There are many options for warehouse detection, including:
High-low alternating detection: this option is comprised of ceiling sampling holes that
alternate with drop down pipes. This method is used to penetrate the hot air
layer that may develop at the roof level, which allows for optimal sampling
when the air at the roof level is either hot or cold. Consult local codes and
standards to determine the correct length of drop down pipes for individual
facility configurations [Figure 17].
In-rack detection:
This may be used in warehouses with high-bay racking where stratification
occurs, and/or localized detection is required. The air sampling pipe can have
either a horizontal or vertical in-rack detection configuration [Figure 18]. Ideally,
the detector is installed at the end of the rack at an accessible level. As a
safeguard against mechanical damage from forklift trucks, sampling pipes should
be located between back-to-back racks out of harm’s way.

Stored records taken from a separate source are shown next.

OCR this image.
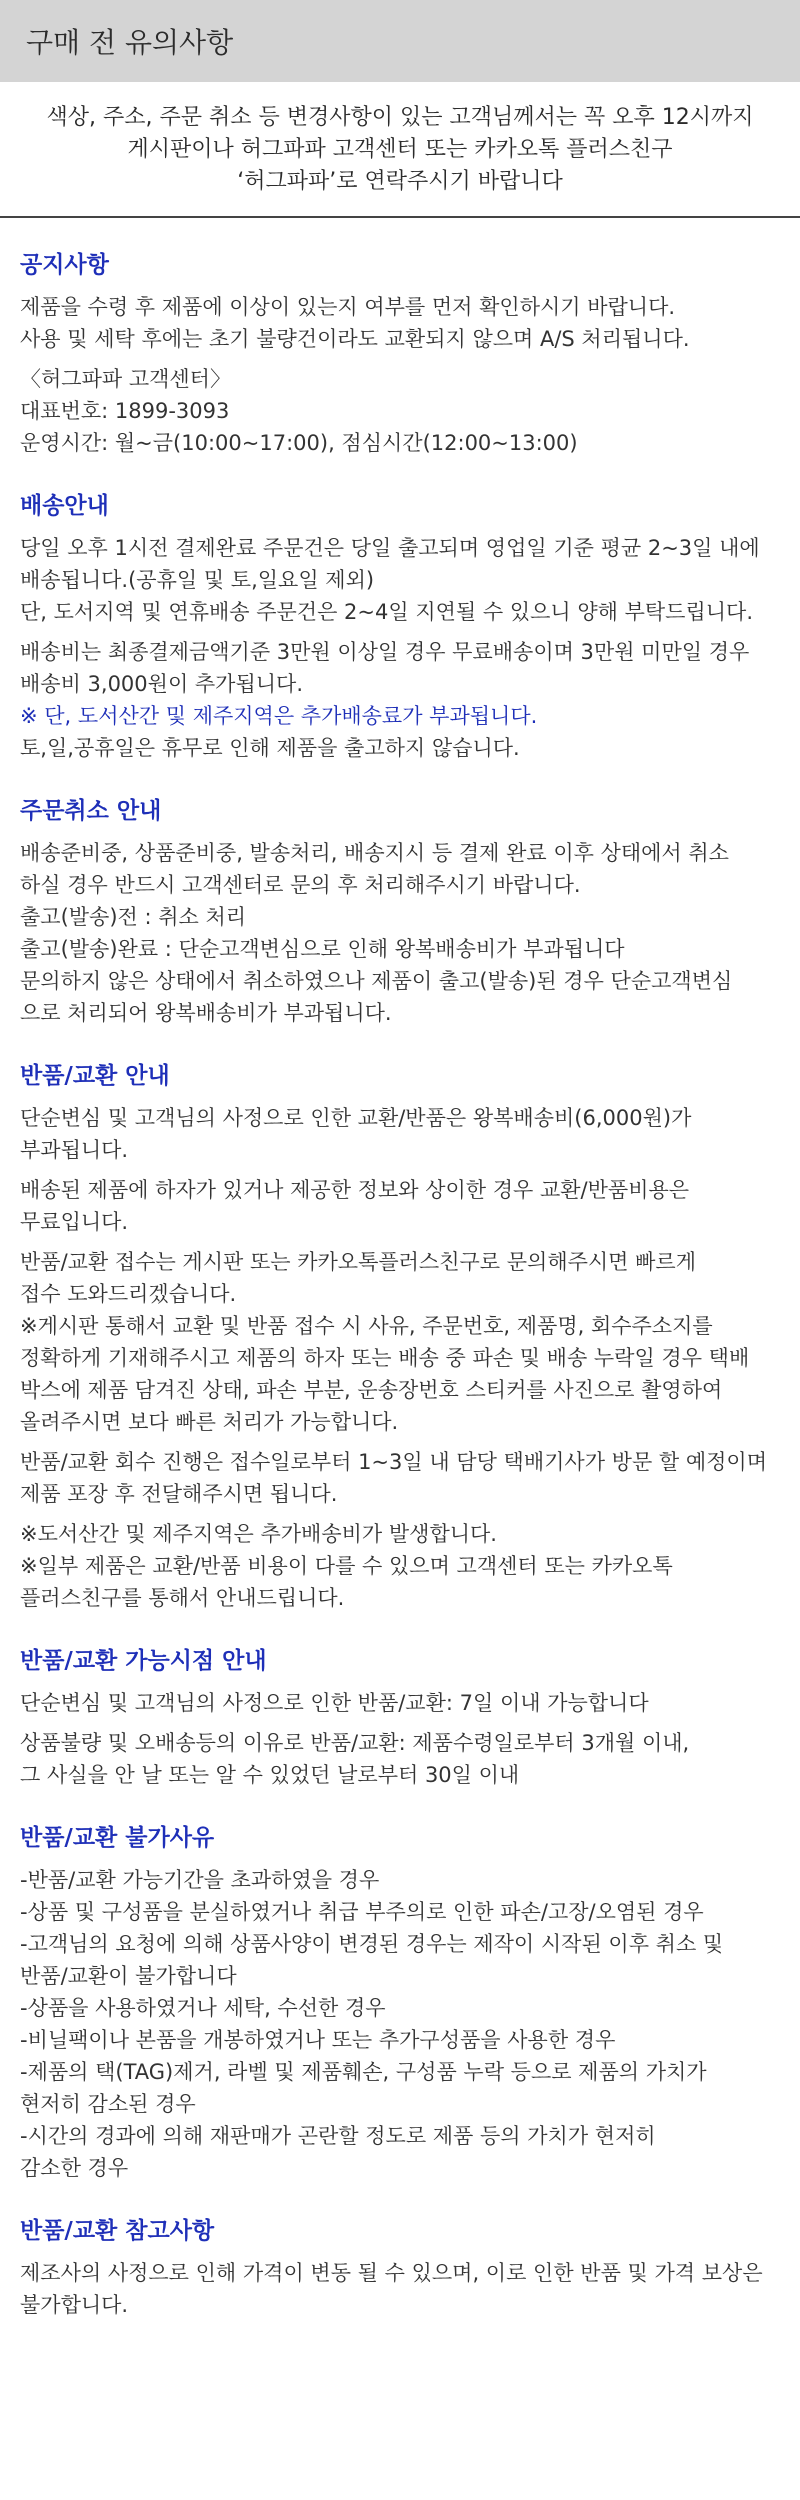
구매 전 유의사항
색상, 주소, 주문 취소 등 변경사항이 있는 고객님께서는 꼭 오후 12시까지
게시판이나 허그파파 고객센터 또는 카카오톡 플러스친구
‘허그파파’로 연락주시기 바랍니다
공지사항
제품을 수령 후 제품에 이상이 있는지 여부를 먼저 확인하시기 바랍니다.
사용 및 세탁 후에는 초기 불량건이라도 교환되지 않으며 A/S 처리됩니다.
〈허그파파 고객센터〉
대표번호: 1899-3093
운영시간: 월~금(10:00~17:00), 점심시간(12:00~13:00)
배송안내
당일 오후 1시전 결제완료 주문건은 당일 출고되며 영업일 기준 평균 2~3일 내에
배송됩니다.(공휴일 및 토,일요일 제외)
단, 도서지역 및 연휴배송 주문건은 2~4일 지연될 수 있으니 양해 부탁드립니다.
배송비는 최종결제금액기준 3만원 이상일 경우 무료배송이며 3만원 미만일 경우
배송비 3,000원이 추가됩니다.
※ 단, 도서산간 및 제주지역은 추가배송료가 부과됩니다.
토,일,공휴일은 휴무로 인해 제품을 출고하지 않습니다.
주문취소 안내
배송준비중, 상품준비중, 발송처리, 배송지시 등 결제 완료 이후 상태에서 취소
하실 경우 반드시 고객센터로 문의 후 처리해주시기 바랍니다.
출고(발송)전 : 취소 처리
출고(발송)완료 : 단순고객변심으로 인해 왕복배송비가 부과됩니다
문의하지 않은 상태에서 취소하였으나 제품이 출고(발송)된 경우 단순고객변심
으로 처리되어 왕복배송비가 부과됩니다.
반품/교환 안내
단순변심 및 고객님의 사정으로 인한 교환/반품은 왕복배송비(6,000원)가
부과됩니다.
배송된 제품에 하자가 있거나 제공한 정보와 상이한 경우 교환/반품비용은
무료입니다.
반품/교환 접수는 게시판 또는 카카오톡플러스친구로 문의해주시면 빠르게
접수 도와드리겠습니다.
※게시판 통해서 교환 및 반품 접수 시 사유, 주문번호, 제품명, 회수주소지를
정확하게 기재해주시고 제품의 하자 또는 배송 중 파손 및 배송 누락일 경우 택배
박스에 제품 담겨진 상태, 파손 부분, 운송장번호 스티커를 사진으로 촬영하여
올려주시면 보다 빠른 처리가 가능합니다.
반품/교환 회수 진행은 접수일로부터 1~3일 내 담당 택배기사가 방문 할 예정이며
제품 포장 후 전달해주시면 됩니다.
※도서산간 및 제주지역은 추가배송비가 발생합니다.
※일부 제품은 교환/반품 비용이 다를 수 있으며 고객센터 또는 카카오톡
플러스친구를 통해서 안내드립니다.
반품/교환 가능시점 안내
단순변심 및 고객님의 사정으로 인한 반품/교환: 7일 이내 가능합니다
상품불량 및 오배송등의 이유로 반품/교환: 제품수령일로부터 3개월 이내,
그 사실을 안 날 또는 알 수 있었던 날로부터 30일 이내
반품/교환 불가사유
-반품/교환 가능기간을 초과하였을 경우
-상품 및 구성품을 분실하였거나 취급 부주의로 인한 파손/고장/오염된 경우
-고객님의 요청에 의해 상품사양이 변경된 경우는 제작이 시작된 이후 취소 및
반품/교환이 불가합니다
-상품을 사용하였거나 세탁, 수선한 경우
-비닐팩이나 본품을 개봉하였거나 또는 추가구성품을 사용한 경우
-제품의 택(TAG)제거, 라벨 및 제품훼손, 구성품 누락 등으로 제품의 가치가
현저히 감소된 경우
-시간의 경과에 의해 재판매가 곤란할 정도로 제품 등의 가치가 현저히
감소한 경우
반품/교환 참고사항
제조사의 사정으로 인해 가격이 변동 될 수 있으며, 이로 인한 반품 및 가격 보상은
불가합니다.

Non-high-bay racking detection: In this case, ceiling drop-down pipes may also be used for
in-rack detection. When installing drop-down pipes, here too, it is important
to ensure that they will not be damaged by forklifts or be in close proximity
to the stored goods. The drop-down pipes can be fitted to the sheltered side of
the racking, fixed to the rack frame [Figure 19]. In-rack drop-down
pipes normally have two or three sampling holes drilled in them to provide
sampling at different heights within the racking system.
Multi-level detection:
Additionally, this option can be used in high bay storage racking areas with
expected high stratification levels and/or mezzanines (catwalks) consisting of
solid flooring that will impede/delay the rise of the smoke plume. This design option
requires one ceiling aspirating system and multiple intermediate level
aspirating systems [Figure 21].
Benefits of Aspirating Smoke Detection
There are many hidden benefits of integrating an aspirating
smoke detection system into the fire detection system design for a large volume
space. It’s often a challenge to handle diverse placement options in fire and
life safety designs, but aspirating smoke detection technology is flexible. It
can accommodate a variety of horizontal and vertical sampling point locations
and/or capillary tubes – providing effective coverage while minimizing
architectural and aesthetic impact. Aspiration smoke detection systems also
allow for more specific levels of warnings and alarms to allow building staff
to investigate before emergency operations (such as evacuation) are
implemented.
Aspirating smoke detection systems can also provide
maintenance flexibility and cost savings for large spaces. Inspection and
testing is easy, because an air sampling pipe network can be in the upper
elevations of large volume spaces while the air sampling detector is installed
in a remote accessible location. By comparison, spot-type smoke detectors
located on high ceilings would require special procedures for inspection.
Furthermore, aspirating technology performance is more consistent and reliable
because it is not subject to building movement considerations of optical beam
smoke detection devices.
Smoke detection Aspirating systems generally include a
sensor of considerably increased level of sensitivity compared with a standard
point or line optical beam detectors. Such “high sensitivity” aspirating smoke
detection systems, are designated Class A systems in BS EN 54-20 and are often
used to protect critical electronic equipment rooms, in which even a very small
fire can result in unacceptable damage. Guidance on fire protection of such
facilities is given in BS 6266.
Typically, a Class B (enhanced sensitivity) or Class C
(normal sensitivity) aspirating smoke detection system is used in such
applications, but it is important to seek advice from suppliers with sufficient
experience and knowledge of aspirating smoke detection systems and BS EN 54-20.
For aspirating systems, specialist application guidance
needs to be sought from the manufacturer.